In 2009, the antenna was modified to respond to infrared and ultraviolet light too, light frequencies that cannot be perceived by regular human vision. The antenna has essentially allowed Harbisson to not only match regular human abilities despite his condition, but surpass them.
The implant also contains a Bluetooth chip which allows him to receive colour signals sent from smartphones.
The surgery to implant the antenna was repeatedly rejected by bioethical committees, but ended up progressing regardless by virtue of an anonymous doctor.
Image courtesy of Eyeborg
The Eyeborg Project: didn’t see that coming
Rob Spence is a one-eyed filmmaker, who wears a prosthetic eye with a wireless video camera embedded inside.

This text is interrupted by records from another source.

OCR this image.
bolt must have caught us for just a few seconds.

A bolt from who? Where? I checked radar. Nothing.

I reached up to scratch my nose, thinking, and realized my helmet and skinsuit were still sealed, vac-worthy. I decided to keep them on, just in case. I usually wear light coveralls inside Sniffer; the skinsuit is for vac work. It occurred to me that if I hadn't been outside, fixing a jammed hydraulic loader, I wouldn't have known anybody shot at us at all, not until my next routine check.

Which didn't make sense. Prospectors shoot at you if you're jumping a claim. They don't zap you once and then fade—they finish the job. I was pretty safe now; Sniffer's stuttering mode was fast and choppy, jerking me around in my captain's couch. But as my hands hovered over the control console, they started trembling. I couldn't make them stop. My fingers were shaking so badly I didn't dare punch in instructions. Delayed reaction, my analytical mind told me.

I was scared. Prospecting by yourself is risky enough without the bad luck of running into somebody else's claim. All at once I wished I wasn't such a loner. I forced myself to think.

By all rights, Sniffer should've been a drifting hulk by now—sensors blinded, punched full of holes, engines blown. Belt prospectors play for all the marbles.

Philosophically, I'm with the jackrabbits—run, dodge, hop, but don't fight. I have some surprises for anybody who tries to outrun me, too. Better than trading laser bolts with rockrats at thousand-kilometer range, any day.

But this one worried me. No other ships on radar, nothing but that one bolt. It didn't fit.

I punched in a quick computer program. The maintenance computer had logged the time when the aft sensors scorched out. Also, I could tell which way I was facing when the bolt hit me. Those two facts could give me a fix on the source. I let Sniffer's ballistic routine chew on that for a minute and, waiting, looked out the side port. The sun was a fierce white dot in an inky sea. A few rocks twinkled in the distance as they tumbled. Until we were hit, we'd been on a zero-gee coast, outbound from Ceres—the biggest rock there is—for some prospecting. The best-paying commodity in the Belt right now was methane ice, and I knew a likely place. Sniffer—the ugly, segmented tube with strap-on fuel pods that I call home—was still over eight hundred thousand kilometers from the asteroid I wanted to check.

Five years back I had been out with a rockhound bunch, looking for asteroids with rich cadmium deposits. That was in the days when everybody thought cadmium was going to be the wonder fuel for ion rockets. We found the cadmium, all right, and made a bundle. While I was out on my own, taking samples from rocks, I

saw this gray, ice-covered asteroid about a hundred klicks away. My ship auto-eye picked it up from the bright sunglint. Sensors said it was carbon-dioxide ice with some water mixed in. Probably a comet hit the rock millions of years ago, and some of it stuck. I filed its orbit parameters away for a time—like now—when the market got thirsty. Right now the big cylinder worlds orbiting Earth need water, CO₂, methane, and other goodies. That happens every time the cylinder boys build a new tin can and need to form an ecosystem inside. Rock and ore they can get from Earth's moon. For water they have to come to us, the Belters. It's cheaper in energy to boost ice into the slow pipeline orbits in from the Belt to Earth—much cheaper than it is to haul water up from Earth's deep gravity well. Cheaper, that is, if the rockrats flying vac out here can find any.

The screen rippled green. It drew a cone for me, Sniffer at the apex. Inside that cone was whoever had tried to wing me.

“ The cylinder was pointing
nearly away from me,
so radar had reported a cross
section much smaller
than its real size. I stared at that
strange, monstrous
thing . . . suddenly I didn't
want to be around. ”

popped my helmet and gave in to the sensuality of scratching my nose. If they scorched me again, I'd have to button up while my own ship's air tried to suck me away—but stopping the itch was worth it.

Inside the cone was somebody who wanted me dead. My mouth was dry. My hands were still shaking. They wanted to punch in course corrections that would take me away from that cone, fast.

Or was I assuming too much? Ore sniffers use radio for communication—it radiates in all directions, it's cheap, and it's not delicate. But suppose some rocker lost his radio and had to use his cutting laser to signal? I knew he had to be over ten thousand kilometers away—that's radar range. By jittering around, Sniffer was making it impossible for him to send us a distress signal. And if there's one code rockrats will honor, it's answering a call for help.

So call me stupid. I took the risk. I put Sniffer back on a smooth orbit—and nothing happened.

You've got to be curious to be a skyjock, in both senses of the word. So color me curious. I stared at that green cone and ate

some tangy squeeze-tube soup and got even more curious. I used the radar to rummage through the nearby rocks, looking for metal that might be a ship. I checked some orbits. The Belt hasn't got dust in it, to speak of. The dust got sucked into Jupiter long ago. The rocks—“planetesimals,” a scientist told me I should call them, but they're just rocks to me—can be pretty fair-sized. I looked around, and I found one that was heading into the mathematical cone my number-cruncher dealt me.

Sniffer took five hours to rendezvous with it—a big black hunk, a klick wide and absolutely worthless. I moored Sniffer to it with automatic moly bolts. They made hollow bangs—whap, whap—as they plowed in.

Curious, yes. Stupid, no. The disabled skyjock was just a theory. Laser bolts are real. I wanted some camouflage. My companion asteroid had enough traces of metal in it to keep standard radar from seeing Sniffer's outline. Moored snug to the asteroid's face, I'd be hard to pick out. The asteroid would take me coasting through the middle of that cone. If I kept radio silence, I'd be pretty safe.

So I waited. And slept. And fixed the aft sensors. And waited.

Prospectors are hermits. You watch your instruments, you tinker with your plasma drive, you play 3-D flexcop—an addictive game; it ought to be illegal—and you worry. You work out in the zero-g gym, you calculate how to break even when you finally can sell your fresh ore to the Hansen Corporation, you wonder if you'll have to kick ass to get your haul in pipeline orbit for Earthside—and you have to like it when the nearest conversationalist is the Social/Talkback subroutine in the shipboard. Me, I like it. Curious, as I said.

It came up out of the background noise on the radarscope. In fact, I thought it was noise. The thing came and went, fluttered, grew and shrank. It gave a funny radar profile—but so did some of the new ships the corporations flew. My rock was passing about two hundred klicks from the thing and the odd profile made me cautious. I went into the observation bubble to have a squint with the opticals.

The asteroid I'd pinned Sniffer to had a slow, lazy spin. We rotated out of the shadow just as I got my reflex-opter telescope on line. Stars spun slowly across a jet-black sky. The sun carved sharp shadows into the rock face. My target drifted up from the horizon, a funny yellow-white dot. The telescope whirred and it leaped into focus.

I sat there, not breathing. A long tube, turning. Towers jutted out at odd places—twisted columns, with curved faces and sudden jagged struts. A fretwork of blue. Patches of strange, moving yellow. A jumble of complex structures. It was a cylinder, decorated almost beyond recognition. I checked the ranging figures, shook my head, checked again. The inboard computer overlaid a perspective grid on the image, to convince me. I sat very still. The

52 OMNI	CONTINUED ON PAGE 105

The camera eye is made up of a two part sealable prosthetic shell, a circuit board, battery, camera module, and wireless video transmitter. He has two to choose from, one which looks realistic and another which glows red and looks like the Terminator’s eyes.
Spence says: “I swap between the two of them as a prosthetic eye is as switchable as a pair of earrings. I tend to pop one in when I am filming something interesting. And I often wear an eyepatch.”
The camera isn’t connected to his optic nerve, so it doesn’t allow him to miraculously have full vision, but it can record everything he sees for roughly 30 minutes before the battery runs out.
The eye sends video signal to a receiver, through which it can then be streamed to a monitor, recorded and/or sent to the internet.
Currently, Spence is working alongside a team of engineers to develop a 3D printed version, which will make it easier to design the tech inside and streamline the manufacturing process. Keen to share the prosthetic with other one-eyed people, he wants to start selling 3D printed wireless eye cameras in the future.
“For me being an Eyeborg is all about taking a bad situation and making it better,” says Spence. “I don't have to just ‘fit in’ with a prosthetic, I can celebrate my cyborgness and individuality. In other words, being one eyed can be fucking cool.”